La critique est à retrouver sur le site internet de Culturopoing.com
Dès son ouverture, le choc culturel et générationnel d’une société brésilienne coupée en deux nous fait face. Une jeune femme au crâne rasée se grime en bonne sœur évangéliste pour tromper le pharmacien du coin, lui soutirer médicaments, hormones et un test de grossesse en indice de la future trame dramatique. On suit une équipe de volley-ball, déterminée par son caractère agenré que la mise en scène démonstrative ne cesse d’appuyer (le « iel » sur la porte des vestiaires, le zoom sur les muscles dessinés, un gros plan sur une piqure hormonal, un morceau de journal parlant d’équipe inclusive, …), le film s’auto-placardant en étendard non-binaire dans une forme déjà caricaturale. Nous sommes au Brésil, mais où exactement ? Aucun indice, la ville est filmée comme un labyrinthe aveugle, les murs tagués défilent en traveling, les barbelés défendent les quartiers, le son abrutissant de la circulation est étouffée, et se marie à celui des impacts des ballons de volley au sol, la musique électronique à beat élevé rythme des pulsations qui s’emballent ; nous voilà prisonnier d’un étau sonore, asphyxié par des plans serrés qui nous enferme peu à peu dans un piège sans solution. La liberté, le bonheur du partage simple vont bientôt se stopper net. Sofia (jouée par Ayomi Domenica), la meilleure joueuse de l’équipe à qui l’on promet un avenir au Chili et une bourse salvatrice, apprend sa grossesse non désirée.
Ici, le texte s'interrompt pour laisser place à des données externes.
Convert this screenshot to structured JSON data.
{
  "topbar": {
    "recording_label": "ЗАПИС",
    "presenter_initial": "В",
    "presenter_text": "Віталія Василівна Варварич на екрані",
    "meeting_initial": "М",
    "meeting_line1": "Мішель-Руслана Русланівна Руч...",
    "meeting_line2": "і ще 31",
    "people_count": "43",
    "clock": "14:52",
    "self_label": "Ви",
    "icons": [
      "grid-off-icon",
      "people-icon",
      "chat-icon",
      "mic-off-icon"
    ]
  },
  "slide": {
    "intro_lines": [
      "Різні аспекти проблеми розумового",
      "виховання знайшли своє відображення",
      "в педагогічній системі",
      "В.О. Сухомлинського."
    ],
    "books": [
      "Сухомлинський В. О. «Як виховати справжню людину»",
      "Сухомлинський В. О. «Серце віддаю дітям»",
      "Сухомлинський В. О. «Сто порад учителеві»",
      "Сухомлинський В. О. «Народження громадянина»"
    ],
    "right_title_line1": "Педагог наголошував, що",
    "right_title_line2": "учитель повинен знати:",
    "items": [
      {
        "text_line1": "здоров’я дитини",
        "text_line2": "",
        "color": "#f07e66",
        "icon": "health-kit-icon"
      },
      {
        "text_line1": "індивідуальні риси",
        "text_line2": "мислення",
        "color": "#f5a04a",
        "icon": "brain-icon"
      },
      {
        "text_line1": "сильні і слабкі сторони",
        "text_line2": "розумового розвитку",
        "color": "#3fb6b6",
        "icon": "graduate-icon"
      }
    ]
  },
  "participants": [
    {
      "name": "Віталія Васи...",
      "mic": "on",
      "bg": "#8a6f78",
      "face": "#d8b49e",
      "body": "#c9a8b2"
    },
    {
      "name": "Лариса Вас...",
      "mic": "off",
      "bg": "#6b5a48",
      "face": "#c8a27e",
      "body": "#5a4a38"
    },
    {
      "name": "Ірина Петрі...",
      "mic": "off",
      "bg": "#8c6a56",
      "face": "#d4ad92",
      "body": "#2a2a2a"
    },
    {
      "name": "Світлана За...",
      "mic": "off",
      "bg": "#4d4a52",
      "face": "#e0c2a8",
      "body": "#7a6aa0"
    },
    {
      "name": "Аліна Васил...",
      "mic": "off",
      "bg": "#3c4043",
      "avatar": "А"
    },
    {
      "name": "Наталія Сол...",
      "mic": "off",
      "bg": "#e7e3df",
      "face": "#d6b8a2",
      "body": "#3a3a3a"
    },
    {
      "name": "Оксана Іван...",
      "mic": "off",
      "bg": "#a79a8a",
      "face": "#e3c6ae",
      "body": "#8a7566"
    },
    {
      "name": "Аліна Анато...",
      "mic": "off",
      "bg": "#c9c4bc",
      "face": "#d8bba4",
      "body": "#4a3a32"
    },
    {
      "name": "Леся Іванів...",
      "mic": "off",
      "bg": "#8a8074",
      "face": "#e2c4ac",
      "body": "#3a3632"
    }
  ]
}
Le sujet de l’avortement est revenu avec insistance ces dernières années au cinéma, l’on ne peut oublier la Palme 2007 (4 mois, 3 semaines, 2 jours de Christian Mungiu) et cette scène de la salle de bain qui continue de hanter, le réussi Annie Colère plus récemment, L’évènement de Audrey Diwan Mostra en 2021. Le sujet ressurgit dans un contexte où ce droit fondamental s’en voit attaquer (aux États-Unis notamment), qu’il questionne notre gouvernement (pour son inscription dans la Constitution), et interpelle notre esprit occidental loco-européen pouvant ignorer le constat sordide que pour une grande partie du monde, notamment d’Amérique Latine, l’avortement est un crime. Là est donc toute la tragédie de Levante, le désir d’interruption de grossesse de Sofia et la confrontation à son illégalité.
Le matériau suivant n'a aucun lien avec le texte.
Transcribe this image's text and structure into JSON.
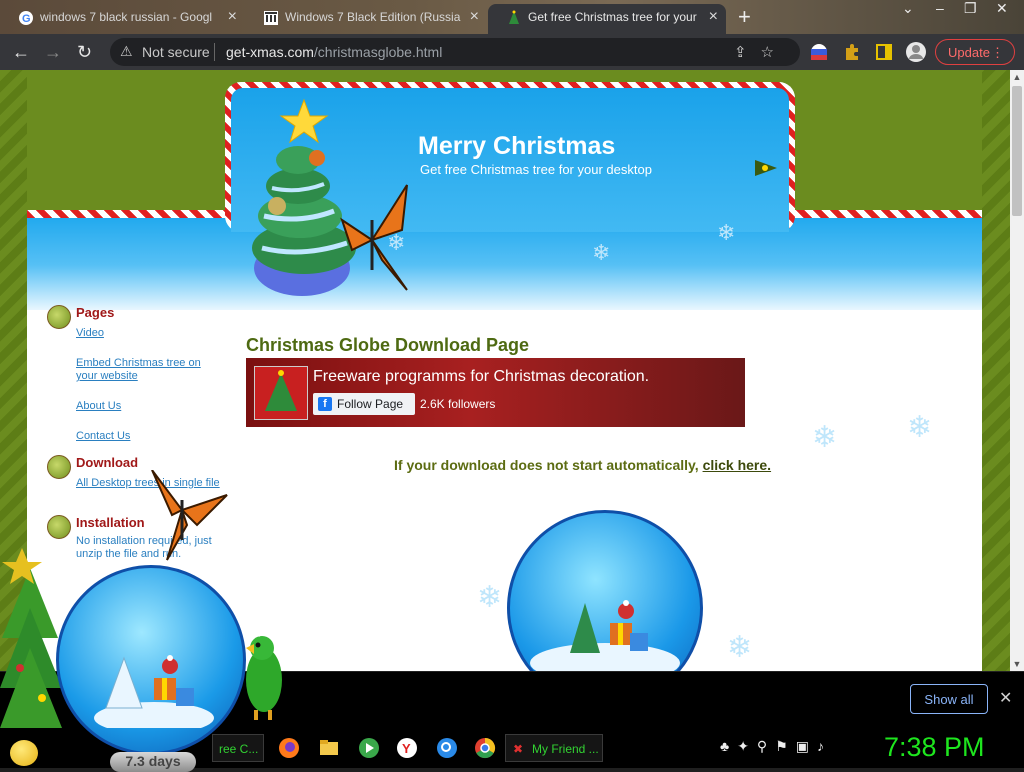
{
  "browser": {
    "tabs": [
      {
        "title": "windows 7 black russian - Googl",
        "icon": "google-icon",
        "active": false
      },
      {
        "title": "Windows 7 Black Edition (Russia",
        "icon": "museum-icon",
        "active": false
      },
      {
        "title": "Get free Christmas tree for your",
        "icon": "tree-favicon",
        "active": true
      }
    ],
    "new_tab": "+",
    "url": {
      "security_label": "Not secure",
      "domain": "get-xmas.com",
      "path": "/christmasglobe.html"
    },
    "update_label": "Update"
  },
  "site": {
    "banner_title": "Merry Christmas",
    "banner_subtitle": "Get free Christmas tree for your desktop",
    "sidebar": {
      "pages_title": "Pages",
      "pages_links": [
        "Video",
        "Embed Christmas tree on your website",
        "About Us",
        "Contact Us"
      ],
      "download_title": "Download",
      "download_link": "All Desktop trees in single file",
      "installation_title": "Installation",
      "installation_text": "No installation required, just unzip the file and run."
    },
    "main_title": "Christmas Globe Download Page",
    "fb": {
      "title": "Freeware programms for Christmas decoration.",
      "follow_label": "Follow Page",
      "followers": "2.6K followers"
    },
    "download_message": "If your download does not start automatically,",
    "download_link": "click here."
  },
  "download_bar": {
    "show_all": "Show all"
  },
  "taskbar": {
    "task_left": "ree C...",
    "task_right": "My Friend ...",
    "clock": "7:38 PM"
  },
  "gadget": {
    "days_label": "7.3 days"
  },
  "colors": {
    "page_green": "#6b8c1f",
    "sky_blue": "#1fa8ee",
    "title_green": "#4e6a12",
    "sidebar_red": "#a01818",
    "link_blue": "#2a7fc0",
    "clock_green": "#1ee61e"
  }
}
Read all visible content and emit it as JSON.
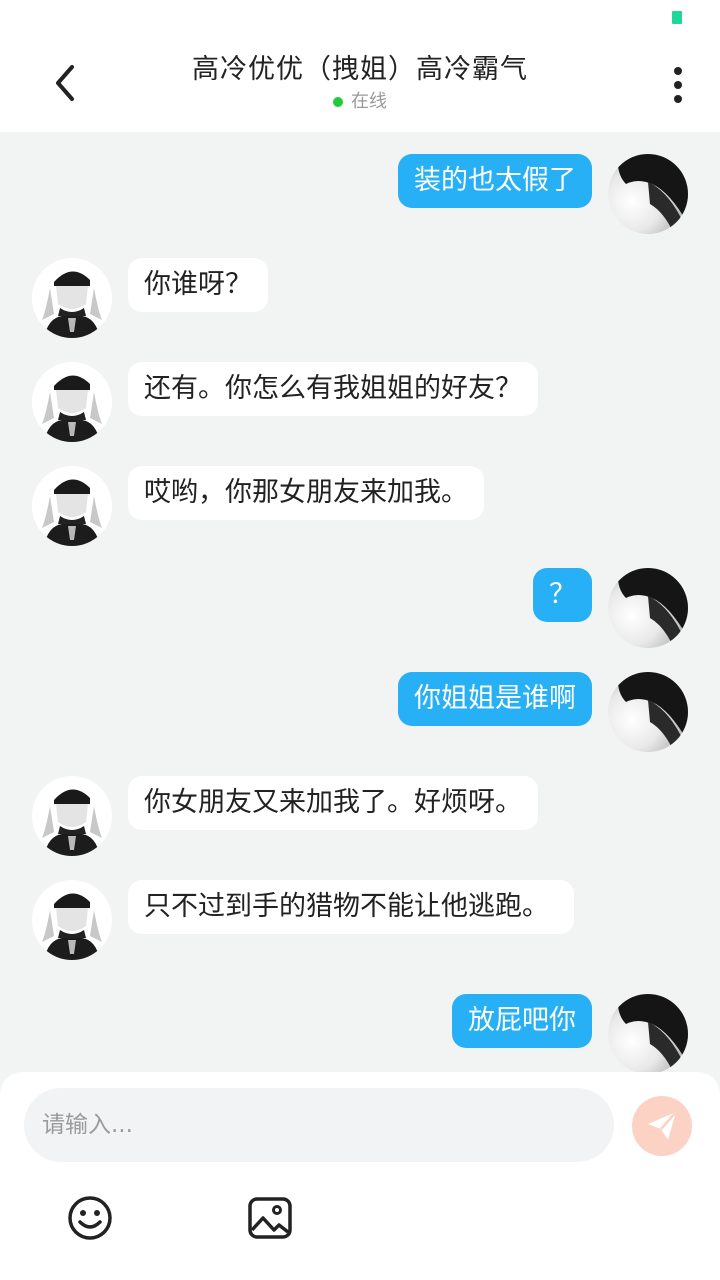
{
  "header": {
    "title": "高冷优优（拽姐）高冷霸气",
    "status": "在线"
  },
  "messages": [
    {
      "side": "right",
      "text": "装的也太假了"
    },
    {
      "side": "left",
      "text": "你谁呀？"
    },
    {
      "side": "left",
      "text": "还有。你怎么有我姐姐的好友？"
    },
    {
      "side": "left",
      "text": "哎哟，你那女朋友来加我。"
    },
    {
      "side": "right",
      "text": "？"
    },
    {
      "side": "right",
      "text": "你姐姐是谁啊"
    },
    {
      "side": "left",
      "text": "你女朋友又来加我了。好烦呀。"
    },
    {
      "side": "left",
      "text": "只不过到手的猎物不能让他逃跑。"
    },
    {
      "side": "right",
      "text": "放屁吧你"
    }
  ],
  "composer": {
    "placeholder": "请输入..."
  },
  "icons": {
    "back": "chevron-left-icon",
    "more": "more-vertical-icon",
    "send": "send-icon",
    "emoji": "smiley-icon",
    "image": "image-icon"
  },
  "colors": {
    "sent_bubble": "#27b0f5",
    "received_bubble": "#ffffff",
    "online_dot": "#1ecb3c",
    "send_button": "#fcd2c4",
    "background": "#f2f3f3"
  }
}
S’enclenche alors le carcan masculiniste qui accapare le corps des femmes (la sonde de l’échographe et les mains étrangères du médecin sur le ventre de Sofia) et sa liberté de choix (la pression du père). Mais aussi celui d’une société brésilienne sous Bolsonaro qui se déchire dans une guerre de position inaudible, les deux camps se faisant front sans la moindre possibilité d’un avenir commun. D’un côté, l’humanisation de l’embryon (le médecin parle de paupières et de « bébé ») et le poids de l’église évangéliste grandissant (que l’on trouvait déjà chez Kleber Mendonça dans Portraits fantômes avec des salles de cinéma se transformant en chapelle), de l’autre une génération en pleine libération sexuelle en conflit ouvert avec le modèle hétéronormé. Entre les deux, Sofia, figée par l’angoisse, son visage fermée, faussement hermétique, symbole d’une une violence interne et d’une rage viscérale qui finira par exploser dans sa scène finale.
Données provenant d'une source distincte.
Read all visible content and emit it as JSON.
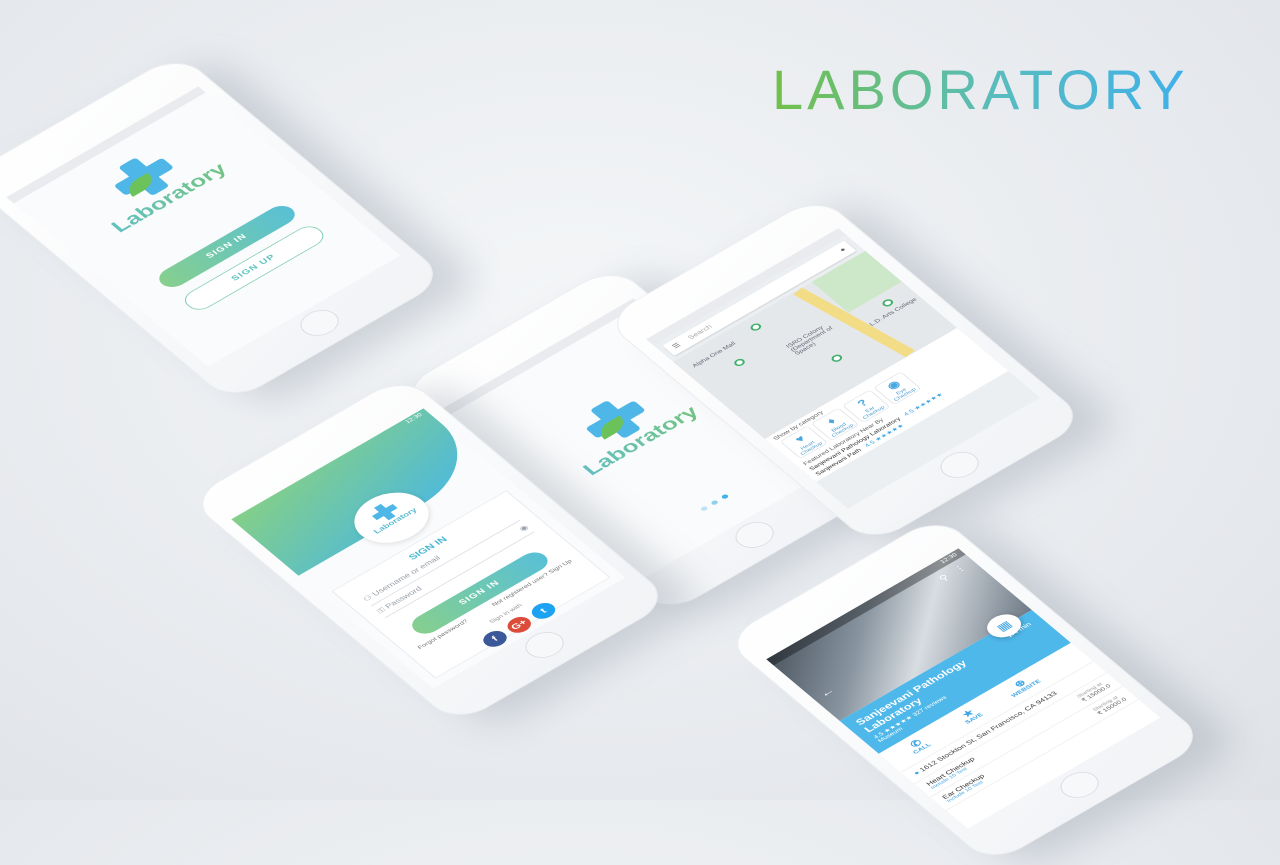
{
  "heading": "LABORATORY",
  "colors": {
    "green": "#72c04a",
    "teal": "#58bcc0",
    "blue": "#3fb0ea"
  },
  "brand": {
    "name": "Laboratory"
  },
  "auth_screen": {
    "sign_in": "SIGN IN",
    "sign_up": "SIGN UP"
  },
  "splash_screen": {
    "loading_dots": 3
  },
  "login_screen": {
    "time": "12:30",
    "title": "SIGN IN",
    "username_placeholder": "Username or email",
    "password_placeholder": "Password",
    "sign_in_button": "SIGN IN",
    "not_registered": "Not registered user? Sign Up",
    "forgot_password": "Forgot password?",
    "sign_in_with": "Sign in with",
    "social": [
      {
        "icon": "facebook-icon",
        "glyph": "f",
        "color": "#3b5998"
      },
      {
        "icon": "google-plus-icon",
        "glyph": "G+",
        "color": "#dd4b39"
      },
      {
        "icon": "twitter-icon",
        "glyph": "t",
        "color": "#1da1f2"
      }
    ]
  },
  "map_screen": {
    "search_placeholder": "Search",
    "places": [
      "Alpha One Mall",
      "ISRO Colony (Department of Space)",
      "L.D. Arts College"
    ],
    "show_by_category": "Show by category",
    "categories": [
      {
        "icon": "heart-icon",
        "glyph": "♥",
        "label": "Heart Checkup"
      },
      {
        "icon": "blood-icon",
        "glyph": "♦",
        "label": "Blood Checkup"
      },
      {
        "icon": "ear-icon",
        "glyph": "?",
        "label": "Ear Checkup"
      },
      {
        "icon": "eye-icon",
        "glyph": "◉",
        "label": "Eye Checkup"
      }
    ],
    "featured_title": "Featured Laboratory Near By",
    "featured": [
      {
        "name": "Sanjeevani Pathology Laboratory",
        "rating": "4.5 ★★★★★"
      },
      {
        "name": "Sanjeevani Path",
        "rating": "4.5 ★★★★★"
      }
    ]
  },
  "detail_screen": {
    "time": "12:30",
    "distance": "1.4 min",
    "name": "Sanjeevani Pathology Laboratory",
    "rating": "4.5",
    "stars": "★★★★★",
    "reviews": "327 reviews",
    "type": "Museum",
    "actions": [
      {
        "icon": "phone-icon",
        "glyph": "✆",
        "label": "CALL"
      },
      {
        "icon": "star-icon",
        "glyph": "★",
        "label": "SAVE"
      },
      {
        "icon": "globe-icon",
        "glyph": "⊕",
        "label": "WEBSITE"
      }
    ],
    "address": "1612 Stockton St, San Francisco, CA 94133",
    "tests": [
      {
        "name": "Heart Checkup",
        "sub": "Include 10 Test",
        "price": "₹ 15000.0",
        "price_label": "Starting at"
      },
      {
        "name": "Ear Checkup",
        "sub": "Include 10 Test",
        "price": "₹ 15000.0",
        "price_label": "Starting at"
      }
    ]
  }
}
Là où Levante se fourvoie, et finira rapidement par nous perdre, c’est à la fois par ses approximations scénaristiques (un voyage en Uruguay sans intérêt, une accumulation de métaphores balourdes, et notamment avec le travail d’apiculture du père), scénique (la démonstration déjà décrite en début de texte), une « américanisation » de sa trame qui transforme peu à peu le drame social en un buddy-movie corporate quasi « Adam Sandler » (le fameux adage « On va gagner cette finale pour toi », la construction d’un stéréotype du « méchant » et cette vieille femme acariâtre). Le malaise s’installe, et l’on a cette amère sensation d’usurpation, un manque d’authenticité qui jaillit jusqu’à cette scène finale en happy-end malgré lui, et une énième métaphore enfantine (cette société anti-avortement finissant par l’engendrer de sa rage incontrôlée). L’énergie débordante du film imagée par cette bande de potes prêt à tous les sacrifices pour sauver la leure s’effondre dans un festival caricatural qui n’arrive finalement jamais à filmer les fissures profondes de la société brésilienne, cette ambivalence schizophrène d’un pays perdu entre conservatisme profond, et désir libertaire démonstratif. En somme, un feu de paille bien vite étouffé par la superficialité de sa mise en scène.